The Spectacular Now

So we know where we stand, let’s get this out of the way: (500) Days of Summer is the worst U.S. movie ever made without the participation of Dan Aykroyd or Tara Reid. It is so howlingly smug and emotionally undignified that you can watch it as a freshly heartbroken heterosexual male and still not feel all that sorry for … anybody. It is such an infuriating barge of tripe that even the Hall and Oates dance sequence — the film’s sole feint toward recognizable charm — fails to please Hall and Oates fans or anger Hall and Oates haters. Nope — Joseph Gordon-Levitt jazz-handsing his way through Los Angeles in post-coital jubilation is just one more stupid thing that happens in a movie full of stupid people speaking and behaving in ways that no one really does.

The two dudes who wrote (500) Days of Summer have now adapted the well-regarded YA novel The Spectacular Now for director James Ponsoldt. And though Scott Neustadter and Michael H. Weber are still pathologically incapable of voicing their female characters as much more than cheerleaders for the breakable young men who pursue them, two things make Now worth watching.

One is its look. Ponsoldt and British cinematographer Jess Hall, shooting in Athens, Georgia, have cast an American summer in sylvan gloaming. This is what bright futures look like through a hangover squint. A dim glow vibrates around the edges of the frame, and you remember what it was like to feel most alive around 4 p.m., after school and before dark. It’s not hard to see why Wally Pfister, the go-to cinematographer for Christopher Nolan, hired Hall to shoot his own first feature as a director.

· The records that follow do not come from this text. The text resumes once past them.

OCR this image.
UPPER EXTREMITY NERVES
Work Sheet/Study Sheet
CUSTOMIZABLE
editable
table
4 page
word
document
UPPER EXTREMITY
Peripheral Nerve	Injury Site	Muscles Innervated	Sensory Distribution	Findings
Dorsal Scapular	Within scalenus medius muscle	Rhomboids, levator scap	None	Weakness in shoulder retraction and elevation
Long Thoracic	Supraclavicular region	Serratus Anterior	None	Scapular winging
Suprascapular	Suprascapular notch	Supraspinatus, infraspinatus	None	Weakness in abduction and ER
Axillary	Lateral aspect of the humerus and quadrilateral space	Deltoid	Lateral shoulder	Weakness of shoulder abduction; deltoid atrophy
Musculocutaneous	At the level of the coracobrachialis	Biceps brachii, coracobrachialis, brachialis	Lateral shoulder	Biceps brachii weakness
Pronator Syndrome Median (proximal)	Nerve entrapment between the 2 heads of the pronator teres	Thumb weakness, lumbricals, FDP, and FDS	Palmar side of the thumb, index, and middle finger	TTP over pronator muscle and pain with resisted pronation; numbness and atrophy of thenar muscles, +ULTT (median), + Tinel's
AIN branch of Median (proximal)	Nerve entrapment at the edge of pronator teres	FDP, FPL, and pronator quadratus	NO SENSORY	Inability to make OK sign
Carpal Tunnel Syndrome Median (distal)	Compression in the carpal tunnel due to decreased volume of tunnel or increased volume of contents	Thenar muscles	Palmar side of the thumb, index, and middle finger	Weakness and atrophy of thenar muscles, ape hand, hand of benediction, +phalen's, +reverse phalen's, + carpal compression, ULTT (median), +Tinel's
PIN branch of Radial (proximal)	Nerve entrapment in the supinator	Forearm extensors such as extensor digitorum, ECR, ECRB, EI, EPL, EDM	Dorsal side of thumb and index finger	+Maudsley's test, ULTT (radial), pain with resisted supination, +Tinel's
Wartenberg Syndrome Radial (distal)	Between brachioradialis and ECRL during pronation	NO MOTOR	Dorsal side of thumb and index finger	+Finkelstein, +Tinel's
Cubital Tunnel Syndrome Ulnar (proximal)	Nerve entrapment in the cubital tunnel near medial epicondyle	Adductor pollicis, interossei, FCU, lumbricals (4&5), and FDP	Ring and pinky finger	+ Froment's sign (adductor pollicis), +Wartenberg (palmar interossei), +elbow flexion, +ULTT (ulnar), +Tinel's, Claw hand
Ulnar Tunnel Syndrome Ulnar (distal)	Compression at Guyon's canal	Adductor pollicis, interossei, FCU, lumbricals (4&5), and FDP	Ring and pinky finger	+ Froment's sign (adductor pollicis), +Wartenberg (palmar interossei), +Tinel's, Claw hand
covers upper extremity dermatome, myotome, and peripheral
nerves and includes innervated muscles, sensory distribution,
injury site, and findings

The other is Shailene Woodley. The 21-year-old actress, so good in The Descendants two years ago, is even better here. She’s Aimee, the shy, bookish high school girl swept into a boozy riptide by her alcoholic classmate Sutter Keely (Miles Teller, channeling a very young Richard Dreyfuss, mostly in a good way). Sutter teaches her how to hang, gives her a flask, shows her what it feels like to mistake a discontented haze for romance. Wrapped together in a gauzy shroud of shared drunkenness, they negotiate the final weeks of high school as a couple, and Aimee of course helps Sutter reach a kind of fulfillment without the inconvenience of detox, through the magic elixir of teachable forgiveness. But Woodley is so alert and natural that she helps you forgive the weak writing. She alone keeps The Spectacular Now from sinking into self-pity.